The fire flared and faded; shadows of the night gloomed thick in the room—this night of nights that bestowed so much, that imposed so much on man and on his fellow-man!
"Ain't the Grinnell baby got no home?" whimpered the hereditary enemy.
The mountaineer remembered the Lord of heaven and earth cradled, a little Child, in the manger. He remembered, too, the humble child smiling its guileless good-will at the fence. He broke out suddenly.
"How kem the fields Purdee's," he cried, leaning his back against the door and striking the puncheon floor with the butt of the gun till it rang again and again, "or the house, or the bin, or the barn? Did he plant 'em? Did he build 'em? Who made 'em his'n?"
"The law!" exclaimed both women in a breath.
"Thar ain't no law in heaven or yearth ez kin gin an honest man what ain't his'n by rights," he declared.
An insistent feminine clamor arose, protesting the sovereign power of the law. He quaked for a moment; dominant though he was in his own house, he could not face them, but he could flee. He suddenly stepped out of the door, and when they opened it and looked after him in the snowy dusk and the whitened woods, he was gone.

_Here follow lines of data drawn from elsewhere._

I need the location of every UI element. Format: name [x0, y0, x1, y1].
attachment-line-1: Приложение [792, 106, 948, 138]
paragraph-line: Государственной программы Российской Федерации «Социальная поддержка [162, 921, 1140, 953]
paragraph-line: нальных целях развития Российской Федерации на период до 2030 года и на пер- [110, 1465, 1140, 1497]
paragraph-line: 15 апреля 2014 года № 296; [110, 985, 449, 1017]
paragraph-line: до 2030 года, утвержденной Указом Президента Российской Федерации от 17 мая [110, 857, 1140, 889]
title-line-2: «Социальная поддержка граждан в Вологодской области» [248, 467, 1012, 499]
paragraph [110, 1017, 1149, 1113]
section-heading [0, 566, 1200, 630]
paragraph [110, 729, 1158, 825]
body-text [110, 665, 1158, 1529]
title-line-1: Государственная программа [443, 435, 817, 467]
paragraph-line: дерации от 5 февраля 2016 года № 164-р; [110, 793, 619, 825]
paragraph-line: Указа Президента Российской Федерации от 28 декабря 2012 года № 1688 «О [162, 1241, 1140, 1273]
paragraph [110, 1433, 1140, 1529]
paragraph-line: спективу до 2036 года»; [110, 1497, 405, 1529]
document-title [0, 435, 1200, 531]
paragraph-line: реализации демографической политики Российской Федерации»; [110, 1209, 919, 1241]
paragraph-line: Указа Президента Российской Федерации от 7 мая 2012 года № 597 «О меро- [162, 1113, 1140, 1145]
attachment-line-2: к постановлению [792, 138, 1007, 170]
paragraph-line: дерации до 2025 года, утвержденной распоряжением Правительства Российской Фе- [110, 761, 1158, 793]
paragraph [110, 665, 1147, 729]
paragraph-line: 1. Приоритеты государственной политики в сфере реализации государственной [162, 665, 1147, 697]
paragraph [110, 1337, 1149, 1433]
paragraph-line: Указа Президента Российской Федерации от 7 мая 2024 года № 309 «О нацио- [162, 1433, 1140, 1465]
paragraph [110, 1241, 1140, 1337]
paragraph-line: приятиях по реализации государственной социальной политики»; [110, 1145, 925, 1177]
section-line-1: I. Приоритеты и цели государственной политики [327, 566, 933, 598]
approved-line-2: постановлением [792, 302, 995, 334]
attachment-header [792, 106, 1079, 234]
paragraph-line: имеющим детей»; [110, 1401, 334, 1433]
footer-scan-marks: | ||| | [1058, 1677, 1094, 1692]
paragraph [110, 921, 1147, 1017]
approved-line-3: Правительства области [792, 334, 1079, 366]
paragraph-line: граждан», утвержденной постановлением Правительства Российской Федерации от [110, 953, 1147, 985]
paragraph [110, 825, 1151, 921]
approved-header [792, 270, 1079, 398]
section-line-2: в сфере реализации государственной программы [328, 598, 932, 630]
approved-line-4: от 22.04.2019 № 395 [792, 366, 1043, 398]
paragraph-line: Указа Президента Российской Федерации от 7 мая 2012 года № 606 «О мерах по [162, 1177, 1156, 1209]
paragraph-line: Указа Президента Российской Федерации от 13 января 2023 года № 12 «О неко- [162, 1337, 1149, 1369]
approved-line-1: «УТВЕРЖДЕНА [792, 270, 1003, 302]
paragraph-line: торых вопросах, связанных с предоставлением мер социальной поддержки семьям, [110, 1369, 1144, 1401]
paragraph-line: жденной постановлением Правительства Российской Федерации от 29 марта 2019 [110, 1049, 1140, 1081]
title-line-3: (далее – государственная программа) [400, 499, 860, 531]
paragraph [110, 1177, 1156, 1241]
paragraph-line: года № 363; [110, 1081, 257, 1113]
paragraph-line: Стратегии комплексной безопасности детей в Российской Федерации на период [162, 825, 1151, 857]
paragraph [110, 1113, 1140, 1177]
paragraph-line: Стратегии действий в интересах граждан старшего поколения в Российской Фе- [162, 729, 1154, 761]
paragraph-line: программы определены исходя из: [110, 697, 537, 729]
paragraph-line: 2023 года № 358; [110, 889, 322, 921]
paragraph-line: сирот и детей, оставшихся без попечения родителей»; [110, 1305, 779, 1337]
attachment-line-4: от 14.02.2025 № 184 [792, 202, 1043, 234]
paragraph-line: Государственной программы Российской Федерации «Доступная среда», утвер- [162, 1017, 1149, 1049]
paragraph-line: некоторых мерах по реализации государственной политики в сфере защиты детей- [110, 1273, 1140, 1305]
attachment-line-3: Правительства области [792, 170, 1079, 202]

And popular opinion coincided with them when it became known that he had formally relinquished his right to that portion of the land improved by Grinnell. He said to the old squire who drew up the quit-claim deed, which he executed that Christmas Eve, that he was not willing to profit by his enemy's mistake, and thus the consideration expressed in the conveyance was the value of the land, considered not as a farm, but as so many acres of wilderness before an axe was laid to the trunk of a tree or the soil upturned by a plough. It was the minimum of value, and Grinnell came cheaply off.
The blacksmith, the mountain fiddler, and the advanced thinker, who had been active in the survey, balked of the expected excitement attendant upon the ousting of Grinnell, and some sensational culmination of the ancient feud, were not in sympathy with the pacific result, and spoke as if they had given themselves to unrequited labors.